The picture was less severe after removing the most volatile categories. Core PPI, which excludes food and energy, rose 0.4% in May. That was below the 0.5% increase expected by economists surveyed by Dow Jones.
A narrower inflation gauge that strips out food, energy and trade services rose 0.8% for the month, the largest one-month increase since March 2022, according to the BLS. On a 12-month basis, that measure rose 5.1%, the strongest reading since October 2022.
Services also contributed to the increase. The BLS said portfolio management fees rose 4.8% in May, a month when the stock market performed strongly. Portfolio management fees are charges tied to overseeing investment accounts and funds.

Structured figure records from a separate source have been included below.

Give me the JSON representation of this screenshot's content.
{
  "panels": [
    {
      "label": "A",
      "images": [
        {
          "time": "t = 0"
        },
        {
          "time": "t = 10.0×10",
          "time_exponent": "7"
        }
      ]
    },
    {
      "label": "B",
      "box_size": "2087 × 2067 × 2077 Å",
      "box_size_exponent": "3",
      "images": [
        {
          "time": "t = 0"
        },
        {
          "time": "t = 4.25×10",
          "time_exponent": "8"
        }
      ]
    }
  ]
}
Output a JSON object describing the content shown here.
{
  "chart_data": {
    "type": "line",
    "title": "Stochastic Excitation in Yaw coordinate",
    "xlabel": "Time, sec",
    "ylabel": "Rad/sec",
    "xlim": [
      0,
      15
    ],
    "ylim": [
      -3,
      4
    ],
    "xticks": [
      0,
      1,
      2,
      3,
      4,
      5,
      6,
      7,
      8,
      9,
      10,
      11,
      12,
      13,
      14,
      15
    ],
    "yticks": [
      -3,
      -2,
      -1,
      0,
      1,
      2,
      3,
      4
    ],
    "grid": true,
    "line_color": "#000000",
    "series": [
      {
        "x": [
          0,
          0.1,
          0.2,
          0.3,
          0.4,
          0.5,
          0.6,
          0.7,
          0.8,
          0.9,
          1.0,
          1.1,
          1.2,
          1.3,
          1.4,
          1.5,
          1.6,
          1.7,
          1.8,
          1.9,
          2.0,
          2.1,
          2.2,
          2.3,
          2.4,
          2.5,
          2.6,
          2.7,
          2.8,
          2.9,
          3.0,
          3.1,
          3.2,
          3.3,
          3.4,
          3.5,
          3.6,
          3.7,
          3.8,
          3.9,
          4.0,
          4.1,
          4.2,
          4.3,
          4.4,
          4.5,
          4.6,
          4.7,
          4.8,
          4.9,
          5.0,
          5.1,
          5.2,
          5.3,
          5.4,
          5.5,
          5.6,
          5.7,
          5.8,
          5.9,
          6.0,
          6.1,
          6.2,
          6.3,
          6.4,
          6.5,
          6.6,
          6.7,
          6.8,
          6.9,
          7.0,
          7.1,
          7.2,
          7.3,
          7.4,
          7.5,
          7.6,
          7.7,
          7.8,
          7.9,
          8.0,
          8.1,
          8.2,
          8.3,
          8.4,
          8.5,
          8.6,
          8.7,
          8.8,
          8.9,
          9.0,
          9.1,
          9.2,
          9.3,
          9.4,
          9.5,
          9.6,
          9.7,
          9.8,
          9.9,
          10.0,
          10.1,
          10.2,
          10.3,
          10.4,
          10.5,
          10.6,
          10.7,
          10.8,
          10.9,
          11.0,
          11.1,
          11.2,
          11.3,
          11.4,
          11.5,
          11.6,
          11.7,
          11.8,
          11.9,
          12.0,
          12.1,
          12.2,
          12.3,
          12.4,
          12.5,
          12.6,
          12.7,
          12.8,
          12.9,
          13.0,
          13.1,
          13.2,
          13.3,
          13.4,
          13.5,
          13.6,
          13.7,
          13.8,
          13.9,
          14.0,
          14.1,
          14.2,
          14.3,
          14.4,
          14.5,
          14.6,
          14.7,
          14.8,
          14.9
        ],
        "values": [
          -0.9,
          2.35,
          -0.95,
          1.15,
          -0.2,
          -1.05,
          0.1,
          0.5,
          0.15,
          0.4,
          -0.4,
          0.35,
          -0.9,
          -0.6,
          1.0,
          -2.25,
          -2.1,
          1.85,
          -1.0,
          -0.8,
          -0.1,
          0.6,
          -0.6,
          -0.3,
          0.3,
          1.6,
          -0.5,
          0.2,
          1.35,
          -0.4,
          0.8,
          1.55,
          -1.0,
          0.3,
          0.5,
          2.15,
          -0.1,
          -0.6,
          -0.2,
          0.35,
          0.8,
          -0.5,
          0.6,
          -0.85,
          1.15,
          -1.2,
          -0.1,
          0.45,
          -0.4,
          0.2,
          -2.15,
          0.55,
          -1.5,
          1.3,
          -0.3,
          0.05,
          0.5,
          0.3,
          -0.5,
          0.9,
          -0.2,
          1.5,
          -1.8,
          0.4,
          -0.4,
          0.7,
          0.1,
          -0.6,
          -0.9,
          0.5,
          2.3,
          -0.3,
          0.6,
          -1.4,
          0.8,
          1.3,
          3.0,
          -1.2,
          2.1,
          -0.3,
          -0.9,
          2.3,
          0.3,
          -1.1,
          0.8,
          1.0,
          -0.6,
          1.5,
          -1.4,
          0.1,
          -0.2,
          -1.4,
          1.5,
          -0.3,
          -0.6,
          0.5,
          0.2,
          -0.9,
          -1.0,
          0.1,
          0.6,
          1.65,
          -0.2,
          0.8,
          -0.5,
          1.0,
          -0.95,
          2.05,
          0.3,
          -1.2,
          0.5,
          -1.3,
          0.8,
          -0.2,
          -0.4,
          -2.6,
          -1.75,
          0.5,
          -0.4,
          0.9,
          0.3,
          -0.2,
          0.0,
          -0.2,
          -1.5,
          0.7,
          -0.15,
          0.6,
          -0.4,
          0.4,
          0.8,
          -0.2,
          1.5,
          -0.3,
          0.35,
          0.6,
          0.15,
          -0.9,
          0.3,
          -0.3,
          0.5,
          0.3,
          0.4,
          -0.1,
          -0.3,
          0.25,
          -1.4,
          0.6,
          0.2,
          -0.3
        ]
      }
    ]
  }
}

The wholesale report followed Wednesday’s consumer price index release from the BLS. Consumer inflation rose to 4.2% in May, with energy prices playing a major role amid the Iran war, CNBC reported. Core consumer prices rose 0.2% for the month, bringing the 12-month core reading to 2.9%.
The Federal Reserve’s next interest-rate decision is due Wednesday from the Federal Open Market Committee, the central bank group that sets short-term rate policy. Market pricing cited by CNBC showed a near 100% probability that the Fed will leave rates unchanged.
Traders were also pricing in no chance of a rate cut through the rest of the year and a better than 60% probability that the Fed’s next move will be a hike, likely in December, CNBC reported. Higher rates can weigh on stocks by making borrowing more expensive and increasing the appeal of cash and bonds.
The European Central Bank moved earlier Thursday, raising benchmark rates by a quarter percentage point to counter inflation, according to CNBC. Fed officials, by contrast, have generally backed a more patient approach, watching whether the energy shock fades and inflation moves closer to the central bank’s 2% target.
This story draws on original reporting from CNBC.